The isolated archipelago of Chiloé is home to a distinctive local culture consisting of a mish-mash of Spanish and indigenous traditions — embodied most strikingly in the beautiful churches of Chiloé.
Hidden in the mists just off the coast of Chile, Chiloé seems almost like a little slice of Ireland plopped into the chilly waters of the southern Pacific. Rolling green hills dotted with fluffy sheep, Chilotes (as locals are called) clothed in thick woolen garments stoking fires in wood-shingled houses along the shoreline, strong and hearty food and drink that fills the stomach and strengthens the soul, and everywhere a strong sense of community and identity. On clear days, the mighty peaks of Andean volcanoes on the mainland can be seen piercing the horizon.
When Spanish Jesuits first came to the islands at the beginning of the 17th century they initiated a peripatetic mission, travelling from village to village and island to island to spread Christianity. In so doing, they worked with local builders in each location they visited to erect churches that would be looked after by indigenous laypeople when they missionaries weren’t in residence. These churches are perhaps the greatest examples of a wholly unique style of architecture known as the Chilota School.

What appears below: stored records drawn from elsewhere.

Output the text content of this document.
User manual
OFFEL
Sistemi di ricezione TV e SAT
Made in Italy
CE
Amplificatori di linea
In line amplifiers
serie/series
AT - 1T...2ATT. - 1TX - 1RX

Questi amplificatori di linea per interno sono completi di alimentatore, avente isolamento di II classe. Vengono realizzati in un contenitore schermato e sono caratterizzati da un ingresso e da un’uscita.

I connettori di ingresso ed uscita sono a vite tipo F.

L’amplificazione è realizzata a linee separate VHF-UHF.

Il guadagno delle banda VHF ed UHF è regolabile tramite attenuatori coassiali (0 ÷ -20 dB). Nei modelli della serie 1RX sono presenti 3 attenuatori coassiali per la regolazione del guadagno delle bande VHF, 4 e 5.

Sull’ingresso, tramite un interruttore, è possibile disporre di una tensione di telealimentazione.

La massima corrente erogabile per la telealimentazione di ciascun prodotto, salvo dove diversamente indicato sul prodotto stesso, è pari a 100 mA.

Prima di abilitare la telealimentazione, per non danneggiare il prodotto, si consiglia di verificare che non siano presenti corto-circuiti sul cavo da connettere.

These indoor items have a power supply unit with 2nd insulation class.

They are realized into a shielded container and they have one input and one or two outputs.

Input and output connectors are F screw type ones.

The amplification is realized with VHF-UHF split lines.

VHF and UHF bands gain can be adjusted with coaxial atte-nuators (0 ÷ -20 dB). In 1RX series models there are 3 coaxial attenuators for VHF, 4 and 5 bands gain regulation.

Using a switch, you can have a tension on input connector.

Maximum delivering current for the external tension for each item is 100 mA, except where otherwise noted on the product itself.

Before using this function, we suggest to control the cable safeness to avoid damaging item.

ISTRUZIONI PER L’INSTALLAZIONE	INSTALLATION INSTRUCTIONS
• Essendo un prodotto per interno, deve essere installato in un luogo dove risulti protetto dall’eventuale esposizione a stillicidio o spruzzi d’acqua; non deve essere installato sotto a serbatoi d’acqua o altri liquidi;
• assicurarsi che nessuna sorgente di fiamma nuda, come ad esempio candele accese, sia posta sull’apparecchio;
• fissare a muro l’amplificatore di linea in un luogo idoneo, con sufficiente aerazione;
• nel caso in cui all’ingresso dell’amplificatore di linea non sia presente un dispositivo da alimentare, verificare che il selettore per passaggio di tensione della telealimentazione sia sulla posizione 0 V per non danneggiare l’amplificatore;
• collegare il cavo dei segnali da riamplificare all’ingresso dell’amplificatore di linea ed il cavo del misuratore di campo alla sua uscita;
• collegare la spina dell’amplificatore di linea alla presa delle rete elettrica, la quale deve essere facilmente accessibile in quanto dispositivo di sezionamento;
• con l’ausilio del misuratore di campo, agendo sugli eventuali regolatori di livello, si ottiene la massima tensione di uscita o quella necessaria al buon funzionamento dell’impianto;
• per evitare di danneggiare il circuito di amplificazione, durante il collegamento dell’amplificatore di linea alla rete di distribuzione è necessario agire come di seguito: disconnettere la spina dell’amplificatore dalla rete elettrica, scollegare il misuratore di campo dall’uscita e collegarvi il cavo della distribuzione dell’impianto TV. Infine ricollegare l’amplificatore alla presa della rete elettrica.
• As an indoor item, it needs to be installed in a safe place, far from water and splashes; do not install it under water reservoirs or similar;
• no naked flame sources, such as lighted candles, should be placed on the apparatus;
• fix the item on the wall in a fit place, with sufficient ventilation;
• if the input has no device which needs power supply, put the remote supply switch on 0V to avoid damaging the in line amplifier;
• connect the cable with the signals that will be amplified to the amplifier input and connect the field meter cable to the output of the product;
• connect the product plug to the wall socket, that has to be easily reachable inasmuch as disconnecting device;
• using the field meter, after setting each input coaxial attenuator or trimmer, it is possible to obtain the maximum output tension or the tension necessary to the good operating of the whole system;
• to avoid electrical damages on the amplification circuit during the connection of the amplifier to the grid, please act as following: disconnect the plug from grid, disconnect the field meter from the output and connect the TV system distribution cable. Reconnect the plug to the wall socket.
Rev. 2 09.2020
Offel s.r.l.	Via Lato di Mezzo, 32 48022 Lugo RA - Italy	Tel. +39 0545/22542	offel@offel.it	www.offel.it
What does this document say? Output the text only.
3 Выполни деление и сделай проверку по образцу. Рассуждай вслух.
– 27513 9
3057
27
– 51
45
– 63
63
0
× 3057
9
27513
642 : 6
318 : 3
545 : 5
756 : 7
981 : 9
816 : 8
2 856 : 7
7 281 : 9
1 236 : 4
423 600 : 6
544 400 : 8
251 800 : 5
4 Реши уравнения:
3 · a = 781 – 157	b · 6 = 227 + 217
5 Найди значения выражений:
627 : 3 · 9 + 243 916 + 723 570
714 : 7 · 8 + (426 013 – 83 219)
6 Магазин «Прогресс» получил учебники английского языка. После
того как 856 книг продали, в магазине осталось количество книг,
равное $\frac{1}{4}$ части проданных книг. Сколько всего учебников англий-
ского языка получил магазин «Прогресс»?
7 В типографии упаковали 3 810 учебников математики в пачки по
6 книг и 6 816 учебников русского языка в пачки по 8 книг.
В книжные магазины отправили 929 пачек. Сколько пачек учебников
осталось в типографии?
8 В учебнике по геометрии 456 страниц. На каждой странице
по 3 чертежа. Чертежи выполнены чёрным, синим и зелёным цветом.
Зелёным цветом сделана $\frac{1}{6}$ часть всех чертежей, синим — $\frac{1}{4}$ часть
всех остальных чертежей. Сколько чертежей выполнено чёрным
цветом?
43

Unlike classical Spanish Colonial buildings, the churches are architecturally significant for being made entirely of native wood, specifically making use of wood shingles on the roof and walls. Some of the churches weren’t even originally made with nails, using wooden pegs instead. The overall style is distinctive to Chiloé as a way to keep out the perpetual cold and damp of southern Chile.
Many construction techniques were borrowed directly from local boat-building traditions, and the churches were generally built on high ground to be easily seen by seafaring navigators, and to prevent flooding. Non-religious festivals and community activities were usually held at the churches. Altogether, about 70 churches were constructed in this style throughout Chiloé.
The main cathedral, the Church of San Francisco, is located on the Plaza de Armas in Chiloé’s capital city of Castro. The design is different from the other churches on the islands, employing more of a Neo-Gothic style. Soaring buttressed ceilings made of amber wood glow in the daylight, lending the church a feeling of warmth and security. The outside is made from galvanized iron that is painted a radiant yellow, with accents of purple, white, and red.
The other churches are all characterized by a facade tower, basilican layout, and vaulted ceiling, as well as the aforementioned timber construction and peculiar jointing techniques. The facades are generally either painted a strong central color with accent colors, or are left blank, letting the bare craftsmanship speak for itself. Inside, the woodwork features simple designs and colors, such as the church in Chonchi, whose ceiling is a faded blue dotted with white stars. The well-worn floorboards barely creak as visitors shuffle around inside the churches, quietly admiring the subtle beauty and native artistic mastery of the churches al fin del mundo (at the end of the world.)
Sixteen of the churches were chosen to be UNESCO World Heritage Sites in 2000, with many others distinguished as national heritage landmarks by the government of Chile.
Today, they are some of the most popular tourist destinations on the islands, with many opportunities for tours as well as personal exploration of the beautiful churches of Chiloé.
Know Before You Go
The main cathedral can be found in the center of Castro. Directly across the street is the tourist information office, where interested parties can find information, tours, and brochures for visiting the other churches.